The president of a body representing bishops in Europe has said the recent elections to the European Parliament are the “beginning of a process of renewal” of the continent’s leadership.
But Cardinal Reinhard Marx, who heads the Commission of the Bishops’ Conferences of the European Community (COMECE), also expressed “concern” at a significant increase in support for those opposed to the project of European integration.
Some of the parties recording large wins at the election “are not only populist but nationalistic and xenophobic,” Cardinal Marx said. Such positioning, he added, “is unacceptable for Christians and is a threat to the peaceful coexistence of the peoples of our continent.”
From 22 to 25 May, elections to the European Parliament were held in the European Union. The vote was the first in which the pan-European political parties fielded candidates for president of the Commission.
The center-right European People’s Party won the most seats, while in Denmark, France, and Great Britain far right groups opposed to the European Union won “unprecedented” victories. Elsewhere, populist parties won significant seats.
Roughly a quarter of all seats went to parties skeptical of the EU or protest parties.
Here below is the full text of the cardinal’s statement:
Major tasks await the newly elected European Parliament
Press Release of COMECE President Reinhard Cardinal Marx on the outcome of the European elections
A large majority of the citizens who participated in the European elections voted for pro-European candidates. In the years to come this will allow the European Parliament to continue its work for the common good of all Europeans with dedicated and competent women and men.
A matter of concern is the significant increase of support for parties which reject the project of European integration. A number of them were even able to secure a majority of votes in some Member States including France, Denmark and the United Kingdom. Some of these parties are not only populist but nationalistic and xenophobic. Such positioning is unacceptable for Christians and is a threat to the peaceful coexistence of the peoples of our continent.
The reasons for their electoral success are certainly diverse and it is still too early for a deeper analysis.

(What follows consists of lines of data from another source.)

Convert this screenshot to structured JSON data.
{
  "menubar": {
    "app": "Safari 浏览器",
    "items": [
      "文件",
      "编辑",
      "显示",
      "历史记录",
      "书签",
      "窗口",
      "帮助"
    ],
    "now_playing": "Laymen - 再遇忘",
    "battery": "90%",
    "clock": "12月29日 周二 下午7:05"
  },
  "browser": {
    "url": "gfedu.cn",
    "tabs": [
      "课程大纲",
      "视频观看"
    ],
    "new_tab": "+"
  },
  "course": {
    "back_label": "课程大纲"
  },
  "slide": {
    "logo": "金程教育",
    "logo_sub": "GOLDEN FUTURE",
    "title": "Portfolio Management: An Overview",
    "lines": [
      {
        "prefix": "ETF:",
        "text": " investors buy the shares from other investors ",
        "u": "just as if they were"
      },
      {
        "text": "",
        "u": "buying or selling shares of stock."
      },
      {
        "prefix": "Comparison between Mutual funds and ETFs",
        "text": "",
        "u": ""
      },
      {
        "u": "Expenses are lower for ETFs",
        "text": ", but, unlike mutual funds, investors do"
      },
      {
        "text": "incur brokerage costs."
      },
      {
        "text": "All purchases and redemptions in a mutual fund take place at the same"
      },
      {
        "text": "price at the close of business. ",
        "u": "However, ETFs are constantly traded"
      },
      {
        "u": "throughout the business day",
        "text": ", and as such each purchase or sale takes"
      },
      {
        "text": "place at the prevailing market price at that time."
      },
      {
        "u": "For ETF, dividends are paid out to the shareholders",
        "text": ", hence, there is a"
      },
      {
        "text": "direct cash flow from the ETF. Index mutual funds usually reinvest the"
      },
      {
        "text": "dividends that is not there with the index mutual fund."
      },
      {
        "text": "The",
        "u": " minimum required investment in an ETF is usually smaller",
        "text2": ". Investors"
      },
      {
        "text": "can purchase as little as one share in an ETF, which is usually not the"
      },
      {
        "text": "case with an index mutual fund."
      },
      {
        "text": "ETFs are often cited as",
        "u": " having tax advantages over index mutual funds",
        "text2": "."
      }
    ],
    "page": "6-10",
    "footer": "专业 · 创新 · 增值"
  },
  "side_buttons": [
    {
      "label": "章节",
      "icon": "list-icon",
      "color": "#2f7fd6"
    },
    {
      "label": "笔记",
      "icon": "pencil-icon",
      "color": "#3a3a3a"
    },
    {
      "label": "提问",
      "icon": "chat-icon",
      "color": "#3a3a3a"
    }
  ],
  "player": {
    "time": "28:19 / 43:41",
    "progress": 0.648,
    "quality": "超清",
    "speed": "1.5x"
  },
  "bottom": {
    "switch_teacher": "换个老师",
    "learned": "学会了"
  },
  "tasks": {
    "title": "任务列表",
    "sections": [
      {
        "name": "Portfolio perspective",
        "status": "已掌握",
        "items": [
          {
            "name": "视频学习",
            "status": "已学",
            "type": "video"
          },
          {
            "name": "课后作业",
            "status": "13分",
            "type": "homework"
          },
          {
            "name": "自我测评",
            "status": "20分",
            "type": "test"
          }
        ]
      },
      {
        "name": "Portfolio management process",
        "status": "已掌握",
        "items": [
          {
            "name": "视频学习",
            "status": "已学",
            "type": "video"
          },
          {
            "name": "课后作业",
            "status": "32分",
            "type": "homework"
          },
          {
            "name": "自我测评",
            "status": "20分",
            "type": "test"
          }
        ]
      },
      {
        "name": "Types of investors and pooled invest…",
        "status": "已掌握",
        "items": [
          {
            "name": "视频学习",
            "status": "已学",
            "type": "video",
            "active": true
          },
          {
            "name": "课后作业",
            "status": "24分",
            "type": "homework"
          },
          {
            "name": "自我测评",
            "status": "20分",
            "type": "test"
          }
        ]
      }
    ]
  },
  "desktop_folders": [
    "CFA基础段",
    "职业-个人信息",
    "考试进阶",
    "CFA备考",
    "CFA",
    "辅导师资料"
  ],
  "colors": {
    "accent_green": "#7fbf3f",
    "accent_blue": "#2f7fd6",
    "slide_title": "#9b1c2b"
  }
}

Nevertheless, I believe that it will be even more important in the future to lead the debates on European issues that affect all citizens in an open and transparent way. This applies both to the elected politicians as well as to the media coverage of Europe and European politics. It may no longer be enough to make “Brussels” a scapegoat because of one’s own political discomfort. Europe is and remains, despite any criticisms on some specific points, a project of peace and reconciliation and as such is accompanied and supported positively by the Catholic Church.
The announcement of the results of the European elections is not the end but rather the beginning of the process of renewal at the top of the institutions of the European Union.
In the coming weeks, new political groups will be formed in the European Parliament and the Heads of State and Government will propose a name for the new President of the European Commission. He must then be elected and confirmed by the European Parliament together with the new European Commissioners. Finally, in the autumn of this year, the new President of the European Council will be chosen. It is my hope that the political parties and the Member States will come to an agreement on these new appointments without delay.
The programmes presented by the candidates will be a decisive element in the selection of the President of the European Commission. Prior to the European elections, in its election statement, COMECE had already set out proposals for what might be the important topics on the European agenda in the years to come. These include policies that make human dignity a holistic principle for action; a reorientation of the economy in line with the principles of the social market economy; trade agreements that serve the peoples of Europe, without losing sight of the situation on other continents, such as Africa; a dedicated fight against (especially youth) unemployment; a just and fair migration policy, which attempts to prevent disasters such as that of Lampedusa; energetic steps towards a policy of climate protection and comprehensive sustainability; the preservation of peace and security in Europe and in the neighbouring countries.
In the coming months these issues will form the basis for the continual work of COMECE in concert with the EU institutions in the framework of Article 17 of the TFEU (the “dialogue” clause). In the end it will depend on all citizens, not least committed Christians, whether the political work for achieving the common good in Europe succeeds. In Europe these efforts need to start again. I congratulate the newly elected and re-elected MEPs very warmly and wish them God’s blessing for their work. COMECE will accompany, in a critical and constructive manner, the European policy-making on the basis of the Social Doctrine of the Church and with the support of its prayers.